- Casa Rosada
- Congreso
- Plaza de Congreso hasta la Avenida de Mayo
- Plaza de Mayo – Cabildo
- Stuart at Casa Rosada
- Stuart at Congreso
- San Telmo
What the hell. I already did this and I don’t really feel like trying again. On the upside for my kind readers, there won’t be anything extraneous because I won’t remember the unimportant.
For me, Buenos Aires was a place to eat. The city is famous for it’s night life, I know, but with a few notable exceptions I don’t really see much of a difference from city to city that way. The food though, I’m still recovering. Steak for lunch every day, ice cream around four at an ice cream parlor that had a whole row on its menu dedicated to varieties of Dulce de Leche. At night, a pizza, risotto, gnocchi. Media Lunas (croissants) and cafe con leche in the morning and again after the ice cream but before dinner.
It was also a fairly familiar city. This is not actually true, but it’s a wrong idea I’ll never drop, owing to a few circumstances. First, I was in Recoleta most of the time. Recoleta is the fanciest neighborhood I’ve ever spent time in, including any stray hours I passed in Manhattan. I saw more Barbour jackets than I’ve ever seen in my life before. Polished leather everywhere, honest-to-god polo equipment stores. So you understand that it’s not familiar in being like places I’ve been, it’s familiar in that it takes places I’ve been and amplifies them. So the anglophile tastes of the wealthy BA’sians (no one else would ever use that as the adjective form of Buenos Aires – they prefer porten(ny)os) remind me of the anglophile tastes of the prep school types. That’s tenuous, I admit. I was given the number of an Argentine who knew my cousin. This was Max, and he not only had been to New Orleans several (three?) times, but he enjoyed past times similar to our own, this would be drinking-in-bars as opposed to the inexplicable but universally popular dancing-in-clubs. He invited me to dinner at his friend’s apartment, a beautiful apartment so, hey, thanks Sebastian. Sebastian and Max are old friends, of a type that corresponds well to my type, and they had a friend there who had been in the Marine corps. Far away, but not very distant.

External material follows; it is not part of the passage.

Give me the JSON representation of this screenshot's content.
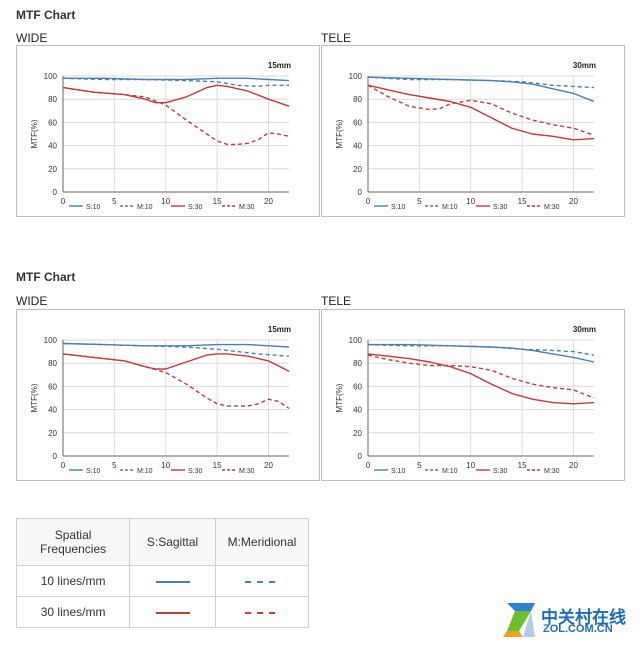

The neighborhoods, you ask? I spent most of my time being fancy in Recoleta. My one night out was in Palermo, at the Golf Club there, also pretty button-down. I walked around the rest of the time, including my little jaunt to La Boca. That’s kind of a deal, they have a soccer stadium and brightly painted corrugated iron buildings. The former I don’t care about, the latter pales in comparison to Valpo and, anyway, is obviously done on purpose now just because of the tourism fame. The Lonely Planet has a map, and the map of La Boca and San Telmo contains the legend “area not safe for tourists” in two areas. That is a first for me, even though I didn’t see it until after I had already walked down there alone. It may have been dumb, which proves that I’m hopelessly clueless. On the other hand, I felt a little uncomfortable, which suggests that I don’t lack all ability to judge my environment. Either way, I can do without dodgy neighborhoods unless there is a good reason to be out (as there was in Valpo). I suspect that the real attraction of La Boca is the roughness, which suggests any number of interesting theories about the nature and purpose of travel. I’ll save them for another day.
The rest of the city I saw was fun for a pass through–San Telmo, Montevideo (?) Congreso. All very interesting, as the neighborhoods do differ in terms of the businesses, types of food for sale, and all through the age of the buildings varies wildly. Just a big old mixup.